Article by Mel Nutter as Baudelaire
Every pole dancer wants it. Effortless movements, powered by grace and strength. Limbs that land with commitment and certainty, but also with the ability to take off again with the lightness of air.
First let's take a look at what it means by 'flow':
Define: Flow :
- to circulate
- to proceed continuously and smoothly
- proceed or be produced continuously and effortlessly
- hang loosely in an easy and graceful manner
- movement in or as if in a stream
Before we go further into flow, let's review a statement from the flow queen herself, Marlo Fisken:
"Yet, here I am asking you to fall again and again with your head to the side, all in the name of flow".
Playing with one of her flow sequences, I found it ironic that for such movement I had to learn to trust my heart more than my head. I had to trust my body, find momentum and move with it. Despite feeling off balance with my head to the side, and sometimes out of control.
Working on a static pole, you need to create momentum with your own body and ride the edge of remaining stable and being in complete free fall. If you spin too fast and are not prepared for the flow, you will crash. If you spin to slow, or are too resistant to the momentum, you won't make it all the way around and the flow stops.
Creating flow on spin has its own challenges. One way to address a choppy transition is to hold poses for a little longer, giving scope for a smoother transition from one shape to another. Sliding your leg down slowly and working into a new shape, or threading your arm through a space to find a new grip, may allow your body to unravel and create a unique transition into another combo. Seamless transitions can also happen by simply grabbing the pole under your leg instead of above, allowing your body to sink down through an outside leg hang or into a new split.
It is a bad habit to think about tricks in isolation. If you are working on choreography and routines you need to find a way to make your tricks flow in a sequence. What happens at the end of a move or before another one? Inverted pole tricks take a lot of preparation and it is common to see dancers check in with their grip and pause, taking a deep breath to prepare for going upside-down. Moments like this interrupt your flow. Not that you should rush into a move, but perhaps there is a way that you could prepare without being frozen in time. When you are polishing your choreography think about the moments where this could happen.
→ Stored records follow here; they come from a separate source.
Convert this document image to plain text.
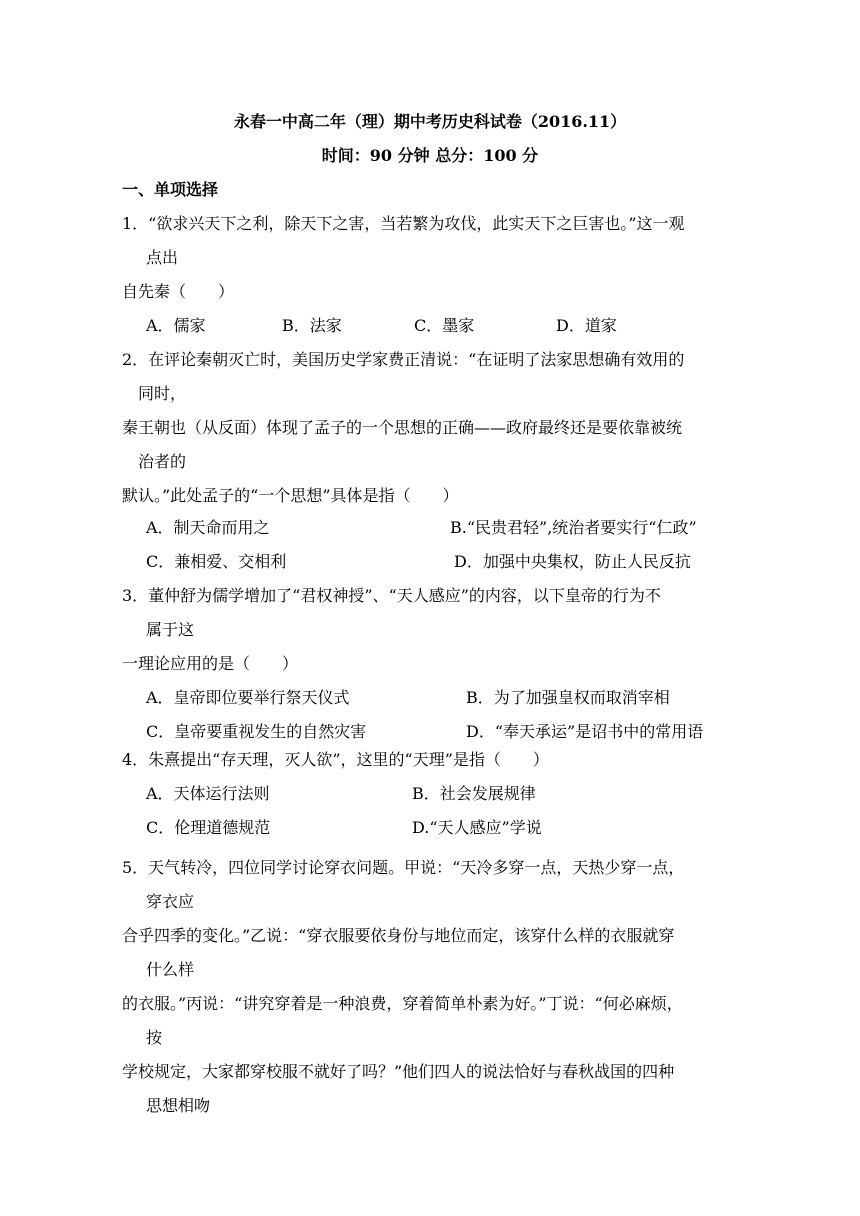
永春一中高二年（理）期中考历史科试卷（2016.11）
时间：90 分钟 总分：100 分
一、单项选择
1．“欲求兴天下之利，除天下之害，当若繁为攻伐，此实天下之巨害也。”这一观
点出
自先秦（　　）
A．儒家	B．法家	C．墨家	D．道家
2．在评论秦朝灭亡时，美国历史学家费正清说：“在证明了法家思想确有效用的
同时，
秦王朝也（从反面）体现了孟子的一个思想的正确——政府最终还是要依靠被统
治者的
默认。”此处孟子的“一个思想”具体是指（　　）
A．制天命而用之	B.“民贵君轻”,统治者要实行“仁政”
C．兼相爱、交相利	D．加强中央集权，防止人民反抗
3．董仲舒为儒学增加了“君权神授”、“天人感应”的内容，以下皇帝的行为不
属于这
一理论应用的是（　　）
A．皇帝即位要举行祭天仪式	B．为了加强皇权而取消宰相
C．皇帝要重视发生的自然灾害	D．“奉天承运”是诏书中的常用语
4．朱熹提出“存天理，灭人欲”，这里的“天理”是指（　　）
A．天体运行法则	B．社会发展规律
C．伦理道德规范	D.“天人感应”学说
5．天气转冷，四位同学讨论穿衣问题。甲说：“天冷多穿一点，天热少穿一点，
穿衣应
合乎四季的变化。”乙说：“穿衣服要依身份与地位而定，该穿什么样的衣服就穿
什么样
的衣服。”丙说：“讲究穿着是一种浪费，穿着简单朴素为好。”丁说：“何必麻烦，
按
学校规定，大家都穿校服不就好了吗？”他们四人的说法恰好与春秋战国的四种
思想相吻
After a spinning sequence, what happens if you keep your arm moving in the direction of your spin? What if you land on one knee instead of both, can you then push off again through a lunge? These moments may allow you to catch your breath and prepare for what comes next without stopping the flow. Remember to think about what is happening in the music at these times too, as this could affect the quality of the movement.
I highly recommend filming yourself, or at least dancing in front of a mirror, so you can become more aware of your body in space. This is especially important when considering how your poses look to an audience. Studying these shapes can also help you see where you could make variations. Especially up the pole, you need to ensure that extra movements don't release contact points that are keeping you upside-down safely. By watching recordings of your practice you are more likely to see a connection between one move and another, and notice where an arm or leg could grip differently, or make for an easy flow into a new pose.
Remember, that innovation also takes practice. You might have a connection in your head about two moves, but accomplishing the transition may take longer than one or two attempts. If you are creating a routine for a competition, unique transitions can help you score highly but only if they done well. Try breaking down the transition into smaller parts and then bring them all back together. Building body awareness takes time, but persistence pays off making the moves look as natural and effortless as possible.
Finding flow and learning how to move with grace and momentum takes practice. Marlo Fisken refers to her lifelong "study of movement". The process of reflecting on your own transitions and flow will offer insight into the foundations of how your body moves to make shapes, remain stable, extend, and contract. This process may also reveal your own individual style as a dancer, further helping you stand out from the crowd.
"Finding flow and learning how to move with grace and momentum takes practice."